Le curé, voyant les progrès rapides que faisait la maladie d’Angéline, fit mander son père au presbytère, pour l’avertir de la gravité de la situation.

— Ça me fait beaucoup de peine, mon cher Pierre, lui dit le curé familièrement ; mais ta fille est bien malade !

— Je le sais, Monsieur le Curé ; mais que voulez-vous que j’y fasse ? Il me semble que je ne suis pas né pour la chance.
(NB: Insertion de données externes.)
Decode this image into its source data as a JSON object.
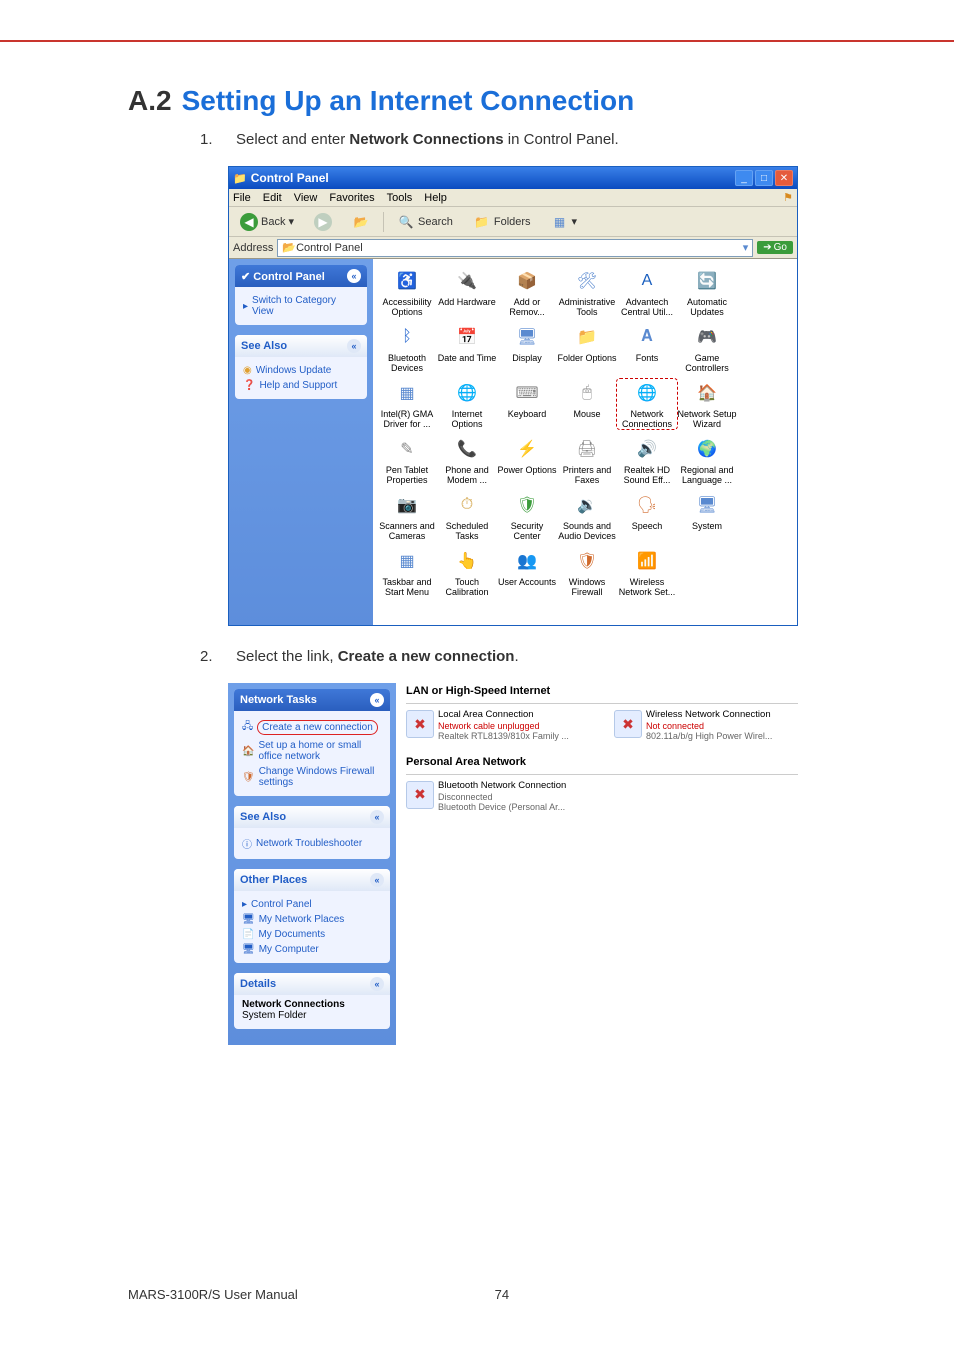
{
  "heading": {
    "num": "A.2",
    "text": "Setting Up an Internet Connection"
  },
  "steps": [
    {
      "n": "1.",
      "pre": "Select and enter ",
      "bold": "Network Connections",
      "post": " in Control Panel."
    },
    {
      "n": "2.",
      "pre": "Select the link, ",
      "bold": "Create a new connection",
      "post": "."
    }
  ],
  "win1": {
    "title": "Control Panel",
    "menus": [
      "File",
      "Edit",
      "View",
      "Favorites",
      "Tools",
      "Help"
    ],
    "toolbar": {
      "back": "Back",
      "search": "Search",
      "folders": "Folders"
    },
    "address_label": "Address",
    "address_value": "Control Panel",
    "go": "Go",
    "side": {
      "cp_title": "Control Panel",
      "switch": "Switch to Category View",
      "see_also": "See Also",
      "see_items": [
        "Windows Update",
        "Help and Support"
      ]
    },
    "icons": [
      "Accessibility Options",
      "Add Hardware",
      "Add or Remov...",
      "Administrative Tools",
      "Advantech Central Util...",
      "Automatic Updates",
      "Bluetooth Devices",
      "Date and Time",
      "Display",
      "Folder Options",
      "Fonts",
      "Game Controllers",
      "Intel(R) GMA Driver for ...",
      "Internet Options",
      "Keyboard",
      "Mouse",
      "Network Connections",
      "Network Setup Wizard",
      "Pen Tablet Properties",
      "Phone and Modem ...",
      "Power Options",
      "Printers and Faxes",
      "Realtek HD Sound Eff...",
      "Regional and Language ...",
      "Scanners and Cameras",
      "Scheduled Tasks",
      "Security Center",
      "Sounds and Audio Devices",
      "Speech",
      "System",
      "Taskbar and Start Menu",
      "Touch Calibration",
      "User Accounts",
      "Windows Firewall",
      "Wireless Network Set..."
    ]
  },
  "win2": {
    "side": {
      "nt_title": "Network Tasks",
      "nt_items": [
        "Create a new connection",
        "Set up a home or small office network",
        "Change Windows Firewall settings"
      ],
      "see_also": "See Also",
      "see_items": [
        "Network Troubleshooter"
      ],
      "op_title": "Other Places",
      "op_items": [
        "Control Panel",
        "My Network Places",
        "My Documents",
        "My Computer"
      ],
      "details_title": "Details",
      "details_name": "Network Connections",
      "details_type": "System Folder"
    },
    "sections": {
      "lan_title": "LAN or High-Speed Internet",
      "lan_items": [
        {
          "name": "Local Area Connection",
          "status": "Network cable unplugged",
          "dev": "Realtek RTL8139/810x Family ..."
        },
        {
          "name": "Wireless Network Connection",
          "status": "Not connected",
          "dev": "802.11a/b/g High Power Wirel..."
        }
      ],
      "pan_title": "Personal Area Network",
      "pan_items": [
        {
          "name": "Bluetooth Network Connection",
          "status": "Disconnected",
          "dev": "Bluetooth Device (Personal Ar..."
        }
      ]
    }
  },
  "footer": {
    "left": "MARS-3100R/S User Manual",
    "page": "74"
  }
}
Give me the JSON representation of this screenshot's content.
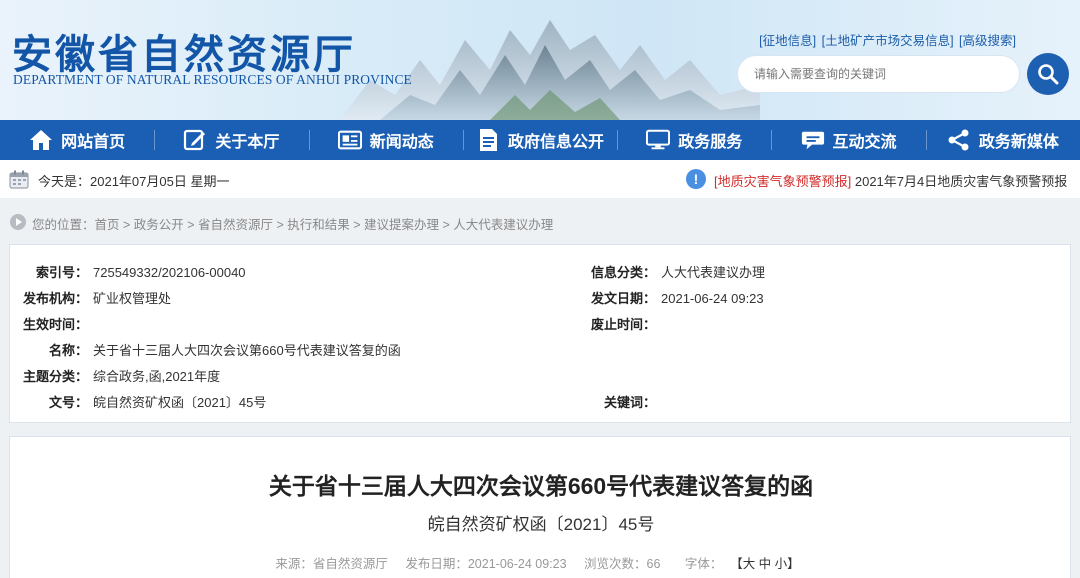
{
  "header": {
    "site_name_cn": "安徽省自然资源厅",
    "site_name_en": "DEPARTMENT OF NATURAL RESOURCES OF ANHUI PROVINCE",
    "top_links": [
      "[征地信息]",
      "[土地矿产市场交易信息]",
      "[高级搜索]"
    ],
    "search_placeholder": "请输入需要查询的关键词",
    "search_icon": "search-icon"
  },
  "nav": {
    "items": [
      {
        "label": "网站首页",
        "icon": "home-icon"
      },
      {
        "label": "关于本厅",
        "icon": "edit-icon"
      },
      {
        "label": "新闻动态",
        "icon": "news-icon"
      },
      {
        "label": "政府信息公开",
        "icon": "document-icon"
      },
      {
        "label": "政务服务",
        "icon": "monitor-icon"
      },
      {
        "label": "互动交流",
        "icon": "chat-icon"
      },
      {
        "label": "政务新媒体",
        "icon": "share-icon"
      }
    ]
  },
  "datebar": {
    "today": "今天是：2021年07月05日 星期一",
    "alert_tag": "[地质灾害气象预警预报]",
    "alert_text": "2021年7月4日地质灾害气象预警预报"
  },
  "breadcrumb": {
    "text": "您的位置：首页 > 政务公开 > 省自然资源厅 > 执行和结果 > 建议提案办理 > 人大代表建议办理"
  },
  "meta": {
    "index_no_label": "索引号：",
    "index_no": "725549332/202106-00040",
    "category_label": "信息分类：",
    "category": "人大代表建议办理",
    "publisher_label": "发布机构：",
    "publisher": "矿业权管理处",
    "publish_date_label": "发文日期：",
    "publish_date": "2021-06-24 09:23",
    "effective_label": "生效时间：",
    "effective": "",
    "expiry_label": "废止时间：",
    "expiry": "",
    "name_label": "名称：",
    "name": "关于省十三届人大四次会议第660号代表建议答复的函",
    "topic_label": "主题分类：",
    "topic": "综合政务,函,2021年度",
    "doc_no_label": "文号：",
    "doc_no": "皖自然资矿权函〔2021〕45号",
    "keywords_label": "关键词：",
    "keywords": ""
  },
  "article": {
    "title": "关于省十三届人大四次会议第660号代表建议答复的函",
    "subtitle": "皖自然资矿权函〔2021〕45号",
    "source": "来源：省自然资源厅",
    "date": "发布日期：2021-06-24 09:23",
    "views": "浏览次数：66",
    "font_label": "字体：",
    "font_sizes": "【大 中 小】"
  },
  "colors": {
    "nav_bg": "#1a5fb4",
    "brand_blue": "#1356a8",
    "alert_red": "#d12b2b"
  }
}
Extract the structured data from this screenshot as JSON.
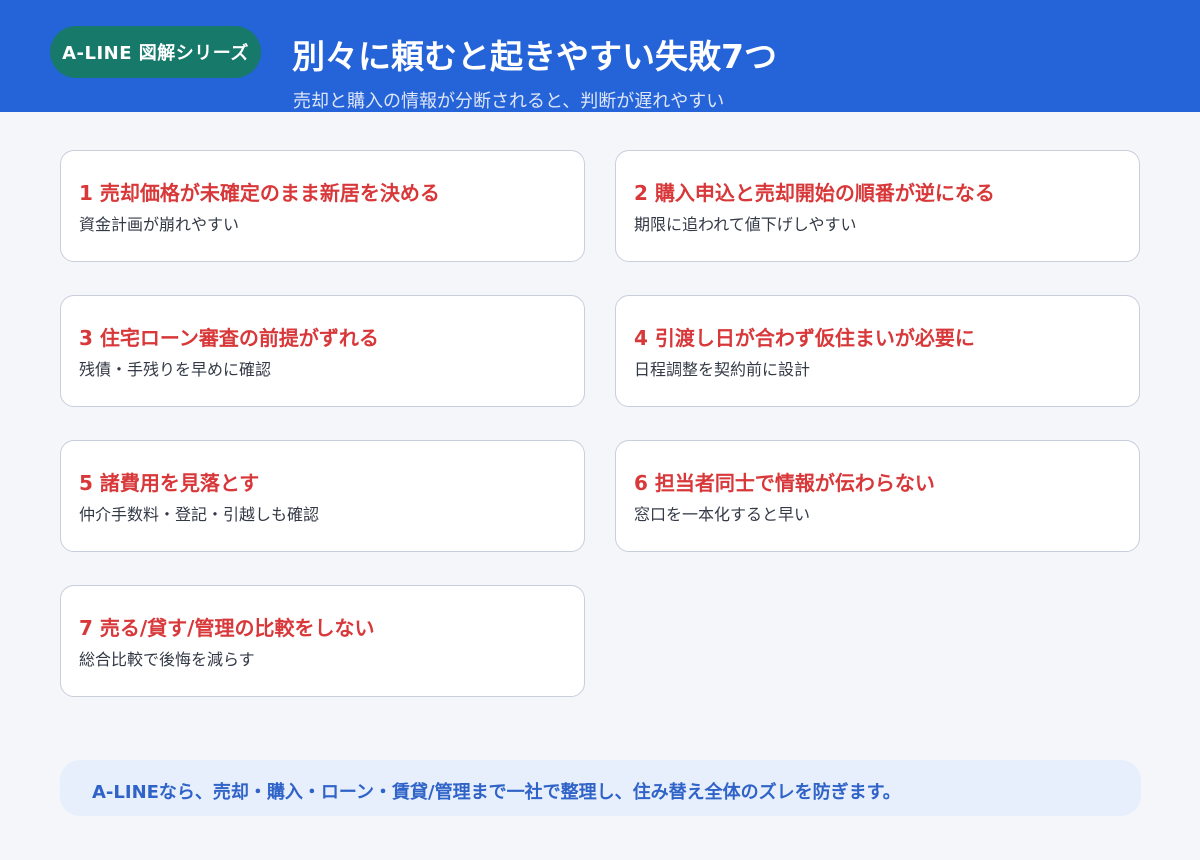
{
  "header": {
    "badge": "A-LINE 図解シリーズ",
    "title": "別々に頼むと起きやすい失敗7つ",
    "subtitle": "売却と購入の情報が分断されると、判断が遅れやすい"
  },
  "cards": [
    {
      "title": "1 売却価格が未確定のまま新居を決める",
      "desc": "資金計画が崩れやすい"
    },
    {
      "title": "2 購入申込と売却開始の順番が逆になる",
      "desc": "期限に追われて値下げしやすい"
    },
    {
      "title": "3 住宅ローン審査の前提がずれる",
      "desc": "残債・手残りを早めに確認"
    },
    {
      "title": "4 引渡し日が合わず仮住まいが必要に",
      "desc": "日程調整を契約前に設計"
    },
    {
      "title": "5 諸費用を見落とす",
      "desc": "仲介手数料・登記・引越しも確認"
    },
    {
      "title": "6 担当者同士で情報が伝わらない",
      "desc": "窓口を一本化すると早い"
    },
    {
      "title": "7 売る/貸す/管理の比較をしない",
      "desc": "総合比較で後悔を減らす"
    }
  ],
  "footer": {
    "text": "A-LINEなら、売却・購入・ローン・賃貸/管理まで一社で整理し、住み替え全体のズレを防ぎます。"
  },
  "colors": {
    "header_bg": "#2563d9",
    "badge_bg": "#16796a",
    "card_title": "#d8383a",
    "footer_text": "#2f63c8"
  }
}
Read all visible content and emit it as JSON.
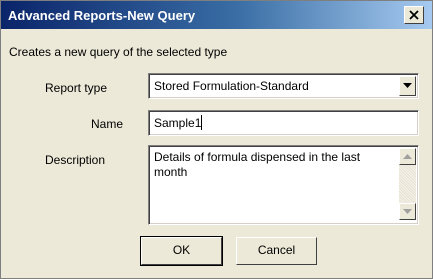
{
  "window": {
    "title": "Advanced Reports-New Query",
    "close_icon": "close-x-icon"
  },
  "form": {
    "intro": "Creates a new query of the selected type",
    "report_type": {
      "label": "Report type",
      "selected": "Stored Formulation-Standard",
      "icon": "chevron-down-icon"
    },
    "name": {
      "label": "Name",
      "value": "Sample1"
    },
    "description": {
      "label": "Description",
      "value": "Details of formula dispensed in the last month"
    }
  },
  "buttons": {
    "ok": "OK",
    "cancel": "Cancel"
  },
  "colors": {
    "titlebar_start": "#0a246a",
    "titlebar_end": "#a6caf0",
    "dialog_bg": "#ece9d8"
  }
}
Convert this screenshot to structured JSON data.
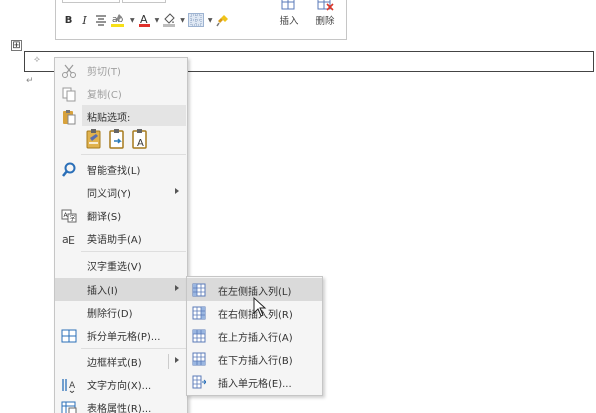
{
  "toolbar": {
    "bold": "B",
    "italic": "I",
    "insert_label": "插入",
    "delete_label": "删除",
    "colors": {
      "highlight": "#f7e017",
      "font_color": "#e0312b"
    }
  },
  "document": {
    "table_handle": "⊞",
    "paragraph_mark": "↵"
  },
  "context_menu": {
    "cut": "剪切(T)",
    "copy": "复制(C)",
    "paste_options": "粘贴选项:",
    "smart_lookup": "智能查找(L)",
    "synonyms": "同义词(Y)",
    "translate": "翻译(S)",
    "english_assistant": "英语助手(A)",
    "reconvert": "汉字重选(V)",
    "insert": "插入(I)",
    "delete_row": "删除行(D)",
    "split_cells": "拆分单元格(P)...",
    "border_styles": "边框样式(B)",
    "text_direction": "文字方向(X)...",
    "table_properties": "表格属性(R)..."
  },
  "insert_submenu": {
    "insert_left": "在左侧插入列(L)",
    "insert_right": "在右侧插入列(R)",
    "insert_above": "在上方插入行(A)",
    "insert_below": "在下方插入行(B)",
    "insert_cells": "插入单元格(E)..."
  }
}
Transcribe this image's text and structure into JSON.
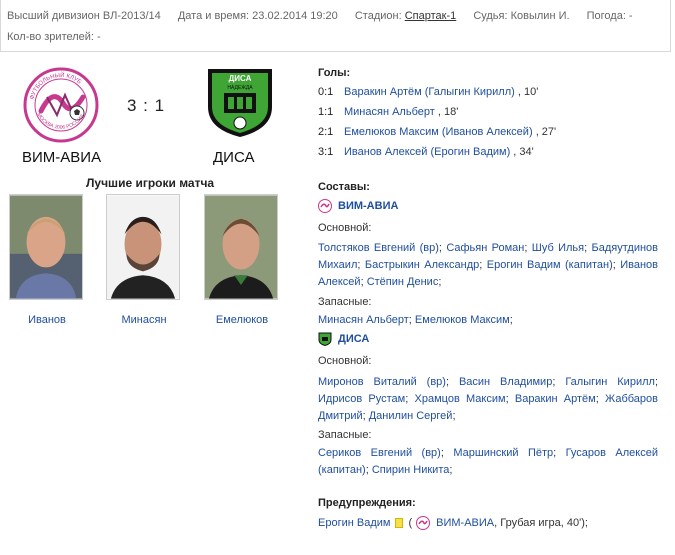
{
  "header": {
    "division": "Высший дивизион ВЛ-2013/14",
    "datetime": "Дата и время: 23.02.2014 19:20",
    "stadium_label": "Стадион:",
    "stadium": "Спартак-1",
    "referee": "Судья: Ковылин И.",
    "weather": "Погода: -",
    "spectators": "Кол-во зрителей: -"
  },
  "match": {
    "home_team": "ВИМ-АВИА",
    "away_team": "ДИСА",
    "score": "3 : 1",
    "home_logo_text": "ФУТБОЛЬНЫЙ КЛУБ",
    "home_logo_sub": "МОСКВА 2006 РОССИЯ",
    "away_logo_text": "ДИСА",
    "away_logo_sub": "НАДЕЖДА"
  },
  "best_players": {
    "title": "Лучшие игроки матча",
    "players": [
      {
        "name": "Иванов"
      },
      {
        "name": "Минасян"
      },
      {
        "name": "Емелюков"
      }
    ]
  },
  "goals": {
    "title": "Голы:",
    "items": [
      {
        "score": "0:1",
        "player": "Варакин Артём (Галыгин Кирилл)",
        "minute": ", 10'"
      },
      {
        "score": "1:1",
        "player": "Минасян Альберт",
        "minute": ", 18'"
      },
      {
        "score": "2:1",
        "player": "Емелюков Максим (Иванов Алексей)",
        "minute": ", 27'"
      },
      {
        "score": "3:1",
        "player": "Иванов Алексей (Ерогин Вадим)",
        "minute": ", 34'"
      }
    ]
  },
  "lineups": {
    "title": "Составы:",
    "main_label": "Основной:",
    "subs_label": "Запасные:",
    "home": {
      "name": "ВИМ-АВИА",
      "main": [
        "Толстяков Евгений (вр)",
        "Сафьян Роман",
        "Шуб Илья",
        "Бадяутдинов Михаил",
        "Бастрыкин Александр",
        "Ерогин Вадим (капитан)",
        "Иванов Алексей",
        "Стёпин Денис"
      ],
      "subs": [
        "Минасян Альберт",
        "Емелюков Максим"
      ]
    },
    "away": {
      "name": "ДИСА",
      "main": [
        "Миронов Виталий (вр)",
        "Васин Владимир",
        "Галыгин Кирилл",
        "Идрисов Рустам",
        "Храмцов Максим",
        "Варакин Артём",
        "Жаббаров Дмитрий",
        "Данилин Сергей"
      ],
      "subs": [
        "Сериков Евгений (вр)",
        "Маршинский Пётр",
        "Гусаров Алексей (капитан)",
        "Спирин Никита"
      ]
    }
  },
  "warnings": {
    "title": "Предупреждения:",
    "player": "Ерогин Вадим",
    "open_paren": "(",
    "team": "ВИМ-АВИА",
    "reason": ", Грубая игра, 40');"
  },
  "colors": {
    "link": "#1f4e9c",
    "home_accent": "#c7398f",
    "away_green": "#3fa535",
    "yellow_card": "#f5e04a"
  }
}
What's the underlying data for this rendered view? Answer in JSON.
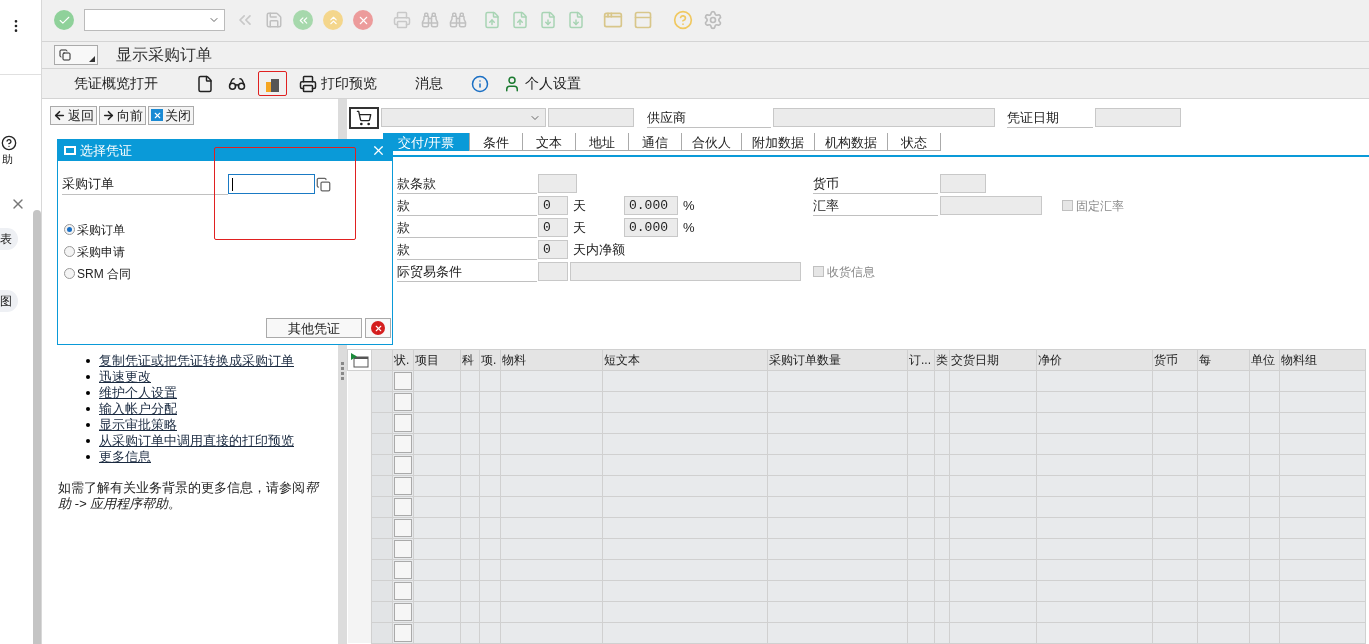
{
  "side_strip": {
    "help_label": "助",
    "chips": [
      "表",
      "图"
    ]
  },
  "title": "显示采购订单",
  "app_toolbar": {
    "overview": "凭证概览打开",
    "print_preview": "打印预览",
    "messages": "消息",
    "personal_settings": "个人设置"
  },
  "nav_buttons": [
    "返回",
    "向前",
    "关闭"
  ],
  "help_links": [
    "复制凭证或把凭证转换成采购订单",
    "迅速更改",
    "维护个人设置",
    "输入帐户分配",
    "显示审批策略",
    "从采购订单中调用直接的打印预览",
    "更多信息"
  ],
  "help_note": "如需了解有关业务背景的更多信息，请参阅",
  "help_note_link": "帮助 -> 应用程序帮助",
  "help_note_end": "。",
  "header": {
    "vendor_label": "供应商",
    "doc_date_label": "凭证日期"
  },
  "tabs": [
    {
      "label": "交付/开票",
      "selected": true
    },
    {
      "label": "条件",
      "selected": false
    },
    {
      "label": "文本",
      "selected": false
    },
    {
      "label": "地址",
      "selected": false
    },
    {
      "label": "通信",
      "selected": false
    },
    {
      "label": "合伙人",
      "selected": false
    },
    {
      "label": "附加数据",
      "selected": false
    },
    {
      "label": "机构数据",
      "selected": false
    },
    {
      "label": "状态",
      "selected": false
    }
  ],
  "form": {
    "rows": [
      {
        "kind": "code",
        "label": "款条款"
      },
      {
        "kind": "discount",
        "label": "款",
        "days": "0",
        "unit": "天",
        "percent": "0.000",
        "percent_sign": "%"
      },
      {
        "kind": "discount",
        "label": "款",
        "days": "0",
        "unit": "天",
        "percent": "0.000",
        "percent_sign": "%"
      },
      {
        "kind": "net",
        "label": "款",
        "days": "0",
        "unit": "天内净额"
      },
      {
        "kind": "incoterms",
        "label": "际贸易条件"
      }
    ],
    "currency_label": "货币",
    "rate_label": "汇率",
    "fixed_rate": {
      "label": "固定汇率",
      "checked": false,
      "disabled": true
    },
    "goods_receipt": {
      "label": "收货信息",
      "checked": false,
      "disabled": true
    }
  },
  "table": {
    "rows": [
      {
        "selected": false
      },
      {
        "selected": false
      },
      {
        "selected": false
      },
      {
        "selected": false
      },
      {
        "selected": false
      },
      {
        "selected": false
      },
      {
        "selected": false
      },
      {
        "selected": false
      },
      {
        "selected": false
      },
      {
        "selected": false
      },
      {
        "selected": false
      },
      {
        "selected": false
      },
      {
        "selected": false
      }
    ],
    "columns": [
      "状.",
      "项目",
      "科",
      "项.",
      "物料",
      "短文本",
      "采购订单数量",
      "订...",
      "类",
      "交货日期",
      "净价",
      "货币",
      "每",
      "单位",
      "物料组"
    ]
  },
  "dialog": {
    "title": "选择凭证",
    "field_label": "采购订单",
    "options": [
      {
        "label": "采购订单",
        "selected": true
      },
      {
        "label": "采购申请",
        "selected": false
      },
      {
        "label": "SRM 合同",
        "selected": false
      }
    ],
    "other_button": "其他凭证"
  }
}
J’ai peiné pendant des années pour amasser une modeste aisance et laisser ma femme à l’abri de la misère, et voilà que c’est elle qui part la première.

— Preuve que ce n’est pas l’argent qui fait le bonheur, Pierre.

— Vous avez raison, Monsieur le Curé ; notre cave est remplie d’or, et où est le bonheur ? Ma fille s’en va, comme vous dites, et que me réserve l’avenir ? J’avais pourtant fait bien des sacrifices pour son instruction et voilà que cette instruction lui procure toute cette peine.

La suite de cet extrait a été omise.